Village Drumming Classes 
 
         Group drumming classes are currently offered for adults and kids.  In these classes, people can get to know their musical voices and learn how to listen and speak within a group ensemble of the traditional drums of West Africa.  Drummers learn traditional rhythms and how each part fits together to create an amazing musical whole, and what that whole signifies in the context of a human community.  Classes meet once a week on Wednesdays at 4:15pm in Gough Park. Call (575)519-9232 for more information.  Instruments are available if needed.   
 

 

 


                                                                                                                                                                                                    

About our Earth Ways Wilderness Skills

Programs and Camps for Kids, Teens, and “Tweens"

Deep in all of our roots, there are stories of people living in healthy, regenerative communities — communities where people of all ages were (or still are) in deep relationship with the land, each other, and themselves; not perfect or without problems of course, but in functional relationship. While our culture is full of teachers, one ancient binding cultural component that we finding largely missing today is the mentoring relationship. 

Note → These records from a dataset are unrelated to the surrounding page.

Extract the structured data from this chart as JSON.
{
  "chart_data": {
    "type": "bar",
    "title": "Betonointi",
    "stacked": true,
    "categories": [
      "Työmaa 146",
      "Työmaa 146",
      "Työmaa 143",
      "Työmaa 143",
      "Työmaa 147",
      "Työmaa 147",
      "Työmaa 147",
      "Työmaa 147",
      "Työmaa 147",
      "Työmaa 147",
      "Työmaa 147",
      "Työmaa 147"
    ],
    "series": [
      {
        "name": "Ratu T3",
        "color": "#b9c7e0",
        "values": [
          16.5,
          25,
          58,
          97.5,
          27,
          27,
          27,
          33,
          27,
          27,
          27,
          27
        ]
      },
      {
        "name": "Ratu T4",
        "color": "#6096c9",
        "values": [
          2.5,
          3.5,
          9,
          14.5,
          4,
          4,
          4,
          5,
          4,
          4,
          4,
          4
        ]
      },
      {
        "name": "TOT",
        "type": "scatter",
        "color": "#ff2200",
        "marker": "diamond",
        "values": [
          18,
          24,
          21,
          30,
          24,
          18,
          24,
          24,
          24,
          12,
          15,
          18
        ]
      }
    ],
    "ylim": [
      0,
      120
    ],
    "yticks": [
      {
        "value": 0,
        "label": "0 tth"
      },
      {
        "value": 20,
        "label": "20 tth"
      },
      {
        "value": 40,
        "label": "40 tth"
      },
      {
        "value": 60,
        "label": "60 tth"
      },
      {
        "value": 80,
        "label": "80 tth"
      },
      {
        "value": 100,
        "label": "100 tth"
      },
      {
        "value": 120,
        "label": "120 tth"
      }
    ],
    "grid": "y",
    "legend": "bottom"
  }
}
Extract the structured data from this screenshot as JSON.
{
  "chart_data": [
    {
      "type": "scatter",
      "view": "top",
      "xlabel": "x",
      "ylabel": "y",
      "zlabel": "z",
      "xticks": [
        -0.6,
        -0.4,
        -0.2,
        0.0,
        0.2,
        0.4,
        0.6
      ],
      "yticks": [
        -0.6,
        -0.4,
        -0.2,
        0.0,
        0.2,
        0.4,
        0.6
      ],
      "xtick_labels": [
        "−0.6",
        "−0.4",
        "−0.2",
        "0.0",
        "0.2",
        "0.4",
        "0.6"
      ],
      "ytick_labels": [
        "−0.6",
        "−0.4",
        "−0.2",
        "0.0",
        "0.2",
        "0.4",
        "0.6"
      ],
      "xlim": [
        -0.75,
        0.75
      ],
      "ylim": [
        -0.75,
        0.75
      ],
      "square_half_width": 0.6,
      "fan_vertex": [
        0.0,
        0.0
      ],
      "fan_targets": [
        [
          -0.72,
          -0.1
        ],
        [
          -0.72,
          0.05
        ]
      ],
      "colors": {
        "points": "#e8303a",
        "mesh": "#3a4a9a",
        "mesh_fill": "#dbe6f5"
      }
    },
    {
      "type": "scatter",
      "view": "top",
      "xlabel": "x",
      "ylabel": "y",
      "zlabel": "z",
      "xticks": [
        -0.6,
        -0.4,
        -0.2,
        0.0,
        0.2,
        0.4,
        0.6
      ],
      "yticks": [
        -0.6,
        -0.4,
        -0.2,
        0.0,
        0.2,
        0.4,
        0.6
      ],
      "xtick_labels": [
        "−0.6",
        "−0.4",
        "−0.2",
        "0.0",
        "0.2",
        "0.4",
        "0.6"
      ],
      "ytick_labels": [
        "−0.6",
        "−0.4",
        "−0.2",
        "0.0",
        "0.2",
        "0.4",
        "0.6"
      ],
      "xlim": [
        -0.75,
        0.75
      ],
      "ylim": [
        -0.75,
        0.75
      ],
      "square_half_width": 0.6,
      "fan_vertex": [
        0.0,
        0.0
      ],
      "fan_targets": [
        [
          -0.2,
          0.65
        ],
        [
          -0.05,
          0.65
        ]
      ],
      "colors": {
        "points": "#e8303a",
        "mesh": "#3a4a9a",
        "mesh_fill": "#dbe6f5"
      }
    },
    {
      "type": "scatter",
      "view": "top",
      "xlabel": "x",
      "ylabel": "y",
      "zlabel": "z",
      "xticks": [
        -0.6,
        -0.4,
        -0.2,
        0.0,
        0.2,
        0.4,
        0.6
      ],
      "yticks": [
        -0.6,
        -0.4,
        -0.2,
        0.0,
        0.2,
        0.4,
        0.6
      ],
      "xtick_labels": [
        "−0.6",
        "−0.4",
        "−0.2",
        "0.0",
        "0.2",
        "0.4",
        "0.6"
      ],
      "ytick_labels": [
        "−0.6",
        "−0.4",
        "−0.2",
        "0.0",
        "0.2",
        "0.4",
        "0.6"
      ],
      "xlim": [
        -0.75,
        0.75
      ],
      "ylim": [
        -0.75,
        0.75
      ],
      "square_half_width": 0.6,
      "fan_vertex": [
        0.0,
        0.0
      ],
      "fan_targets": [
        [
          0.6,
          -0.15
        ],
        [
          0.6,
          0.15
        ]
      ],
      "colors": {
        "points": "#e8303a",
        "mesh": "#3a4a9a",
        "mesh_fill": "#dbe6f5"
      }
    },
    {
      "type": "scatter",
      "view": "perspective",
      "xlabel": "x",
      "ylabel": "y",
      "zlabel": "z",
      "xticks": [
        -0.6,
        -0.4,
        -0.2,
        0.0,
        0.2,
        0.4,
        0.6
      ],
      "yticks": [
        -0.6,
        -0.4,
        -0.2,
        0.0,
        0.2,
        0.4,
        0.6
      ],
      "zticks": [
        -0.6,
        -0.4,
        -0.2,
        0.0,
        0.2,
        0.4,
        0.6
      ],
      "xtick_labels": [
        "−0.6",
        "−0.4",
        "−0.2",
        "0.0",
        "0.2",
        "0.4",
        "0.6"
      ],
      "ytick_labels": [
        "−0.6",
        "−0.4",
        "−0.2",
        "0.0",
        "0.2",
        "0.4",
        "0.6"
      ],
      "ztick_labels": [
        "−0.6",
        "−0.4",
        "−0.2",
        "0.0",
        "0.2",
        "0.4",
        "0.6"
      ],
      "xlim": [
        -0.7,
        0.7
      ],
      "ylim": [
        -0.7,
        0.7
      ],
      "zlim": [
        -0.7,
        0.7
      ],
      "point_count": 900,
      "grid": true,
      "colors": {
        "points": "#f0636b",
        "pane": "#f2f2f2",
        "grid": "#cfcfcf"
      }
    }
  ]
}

While a teacher's role is to impart a specific skill to a student, a mentor's role is to develop a relationship with a younger person.  Through that relationship, many things can be nurtured, including character-building, development of skills, and support along their way of becoming who they really are.  Our human traditions are characterized by mentoring relationships in all realms of life, where every person is a mentor to many, and simultaneously mentored by many.  

 


In our Earth Ways programs, the mentoring relationship is built through many different facets of an integrated whole. Young people are led in developing competency in nature-based ancestral skills such as tracking, wildlife identification, fire-making, and nature-based "survival" skills and crafts. This helps build a foundational connection to the earth that is so vital to our human potential for wholeness. Fun and physically-active awareness games help us to feel light and happy, connected to one another, and to develop the physical aspects of coordination, strength, and flexibility. Our core routines of nature connection help young people become more confident, more resilient, and more connected to self, others, and the natural world.